Währenddessen geht die gefährliche Aussaat weiter: In Ostjava
hat PT Monagro Kimia mit der Verteilung von Saatgut für sogenannten
Roundup-Mais begonnen. Die Ernten sind jedoch wie bei der BT-Baumwolle
in Südsulawesi ebenfalls mangelhaft, so dass die Zukunft dieser Bewirtschaftung
ungewiss ist. Vorerst scheinen die Agrarkonzerne mit der Verbreitung der
Gentechnik in Indonesien mehr Rückschläge hinnehmen als Erfolge
verbuchen zu können. Allerdings sind nach wie vor gute „Bedingungen“
gegeben für die Verbreitung von gentechnisch verändertem Saatgut
ohne Erforschung der möglichen Folgen: Das Gros der Bauern ist über
Hintergründe und mögliche Folgen von Gen-Aussaat gänzlich
in Unkenntnis, Korruption tut ein übriges.
Gen-Drift im Welthandel
Spielt auch der Anbau von Genpflanzen in Indonesien eine noch eher untergeordnete Rolle, so ist der Konsum von gentechnisch veränderten Nahrungsmitteln bereits unkontrolliert verbreitet, da eine Kennzeichnungspflicht, die von der Regierung zwar durch die Verordnungen PP No. 69 seit 1999 und PP No. 28 seit 2004 vorgeschrieben ist, nicht umgesetzt wird. So fehlen zum Beispiel besondere Schilder oder Aufkleber, um Warenladungen mit gentechnisch veränderten Agrarerzeugnissen, in erster Linie Sojabohnen aus den USA und aus Argentinien, bei der Landung in den Häfen zu kennzeichnen.
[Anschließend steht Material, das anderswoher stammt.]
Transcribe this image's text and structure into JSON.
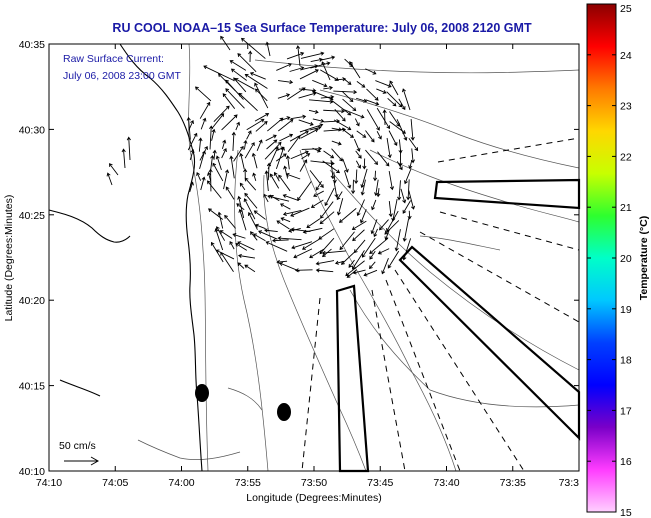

Da Sojaprodukte Tahu (Tofu) und Tempe (Snack aus fermentierten Sojabohnen)
weit verbreitete und kulturell bedeutsame Nahrungsmittel in Indonesien
darstellen, ist die Frage nach der Herkunft des Sojas in Indonesien besonders
wichtig. Die Kennzeichnungspflicht tatsächlich umzusetzen, bedürfte
des Drucks über Öffentlichkeitsarbeit von international vernetzten
Umweltorganisationen ebenso wie der Proteste von einer breiten sozialen
Bewegung in Indonesien – die es bislang nur in Ansätzen gibt.
* Der Artikel entstand im Rahmen eines Praktikums,
das Mandus Craiss und Yunas Yan Afrika bei Watch Indonesia! im März
absolvierten.
Nachtrag von Watch Indonesia!: Ein Gesetz zu Absicherung der Finanzierung
neuer Projekte mit genetisch veränderten Pflanzen ist derzeit in Vorbereitung.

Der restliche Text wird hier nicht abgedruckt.